Para o mercado de criptomoedas, isso significa que o ambiente de liquidez externo pode estar se tornando mais restritivo. Os ativos digitais dependem bastante do excesso de liquidez global — quando grande parte do capital fica presa em dívidas corporativas e o apetite ao risco diminui devido à correção nas avaliações de ações de tecnologia, o cenário externo se torna mais complexo e desafiador para o mercado de criptomoedas.
Conclusão
A emissão de 25 bilhões de dólares em dívida pela SpaceX, pouco após sua IPO, parece uma operação de gestão de dívida de “troca de dívida de curto por longo prazo”, mas na verdade revela uma necessidade de capital imensa para sustentar a expansão de infraestrutura de IA — uma demanda tão grande que nem mesmo a maior IPO da história e um caixa de trilhões de dólares são suficientes. Os investidores do mercado de dívida permanecem cautelosos, refletindo essa preocupação com spreads elevados e menor interesse na subscrição.
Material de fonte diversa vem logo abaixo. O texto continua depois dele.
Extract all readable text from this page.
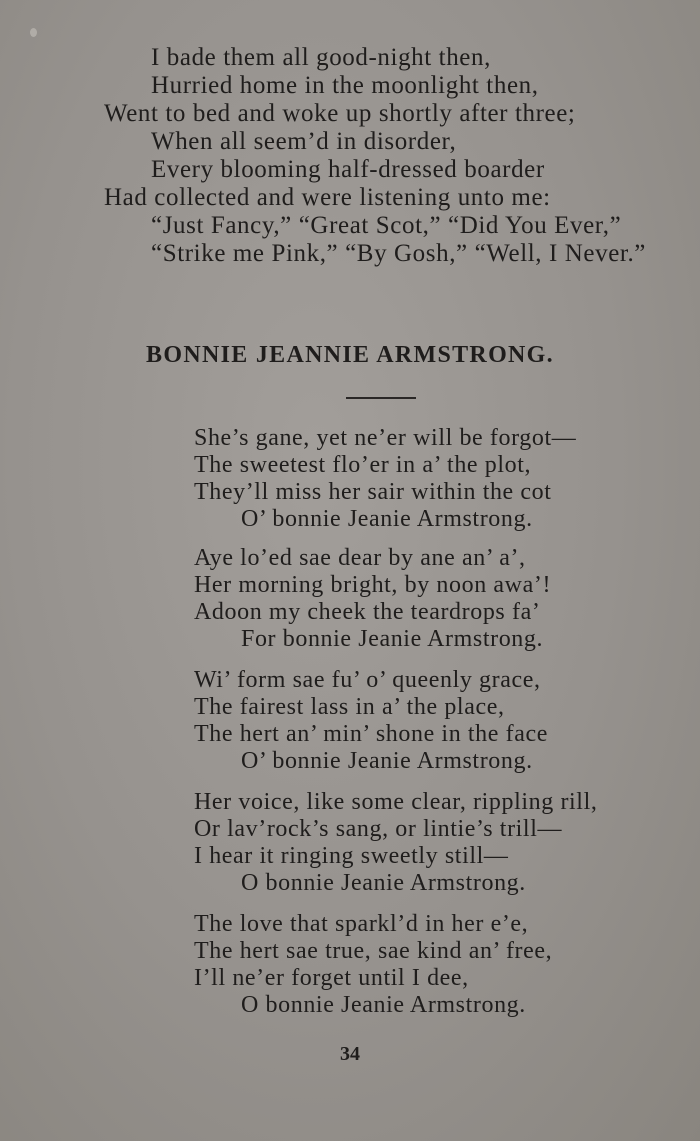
I bade them all good-night then,
Hurried home in the moonlight then,
Went to bed and woke up shortly after three;
When all seem’d in disorder,
Every blooming half-dressed boarder
Had collected and were listening unto me:
“Just Fancy,” “Great Scot,” “Did You Ever,”
“Strike me Pink,” “By Gosh,” “Well, I Never.”
BONNIE JEANNIE ARMSTRONG.
She’s gane, yet ne’er will be forgot—
The sweetest flo’er in a’ the plot,
They’ll miss her sair within the cot
O’ bonnie Jeanie Armstrong.
Aye lo’ed sae dear by ane an’ a’,
Her morning bright, by noon awa’!
Adoon my cheek the teardrops fa’
For bonnie Jeanie Armstrong.
Wi’ form sae fu’ o’ queenly grace,
The fairest lass in a’ the place,
The hert an’ min’ shone in the face
O’ bonnie Jeanie Armstrong.
Her voice, like some clear, rippling rill,
Or lav’rock’s sang, or lintie’s trill—
I hear it ringing sweetly still—
O bonnie Jeanie Armstrong.
The love that sparkl’d in her e’e,
The hert sae true, sae kind an’ free,
I’ll ne’er forget until I dee,
O bonnie Jeanie Armstrong.
34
A SpaceX não é uma exceção. Em 2026, o setor de tecnologia está passando por uma onda de emissão de dívidas, com projeções de 5,7 trilhões de dólares em emissões relacionadas à IA. O rápido aumento da alavancagem está acumulando riscos sistêmicos, que podem se propagar por deslocamento de fundos e transmissão de sentimento, afetando a liquidez do mercado de criptomoedas. Para os investidores, compreender a lógica e os limites desses ciclos de financiamento de dívidas de tecnologia é fundamental para avaliar o ambiente de avaliação de ativos de risco no futuro.
FAQ
Q: A SpaceX tem mais de 100 bilhões de dólares em caixa, por que ainda assim emitir dívida?
R: O objetivo principal é trocar uma dívida ponte de 20 bilhões de dólares de curto prazo por uma dívida de longo prazo, reduzindo o custo anual de juros. Além disso, o plano de expansão de infraestrutura de IA da SpaceX exige investimentos de centenas de bilhões de dólares, que não podem ser totalmente cobertos apenas pelo caixa ou pela IPO.
Q: Como reagiu o mercado à emissão de 25 bilhões de dólares da SpaceX?
R: A reação foi cautelosa. Os títulos com vencimento em 2036 foram precificados com um prêmio de 1,4 ponto percentual em relação aos títulos do Tesouro dos EUA de mesmo prazo, acima da média de títulos BBB. A relação de subscrição final foi inferior a três vezes, menor que a média de quatro vezes para dívidas corporativas de grau de investimento em 2026, com maior demanda pelos títulos de menor risco e prazo mais curto.
Q: Como a emissão de dívida da SpaceX afeta o mercado de criptomoedas?
R: Principalmente por deslocamento de fundos — a emissão absorve liquidez, reduzindo recursos disponíveis para ativos de risco, incluindo criptomoedas. Além disso, a forte queda no valor de mercado da SpaceX pode gerar um sentimento de aversão ao risco, levando investidores a reduzirem sua exposição a ativos voláteis.
Q: A expansão de dívidas por empresas de tecnologia é uma tendência comum?
R: Sim. Em 2026, a Nvidia também emitiu 25 bilhões de dólares em dívida. A Morgan Stanley estima que o volume global de dívidas relacionadas à IA atingirá cerca de 5,7 trilhões de dólares em 2026. Grandes empresas como Amazon, Alphabet, Microsoft e Meta planejam investir bilhões em infraestrutura de IA, muitas vezes financiando esses investimentos por dívida.
Q: Quais riscos essa estratégia de alavancagem apresenta?
R: Riscos incluem aumento rápido da alavancagem (por exemplo, provedores de nuvem com relação dívida/EBITDA de 0,9 para 1,8 em dois trimestres), concentração de dívida relacionada à IA (15% do mercado de dívidas corporativas), e empresas de tecnologia ainda em fase de crescimento, com modelos de lucro instáveis. Se o ambiente de financiamento se tornar mais restritivo ou ocorrerem eventos de crédito, o risco de transmissão sistêmica aumenta.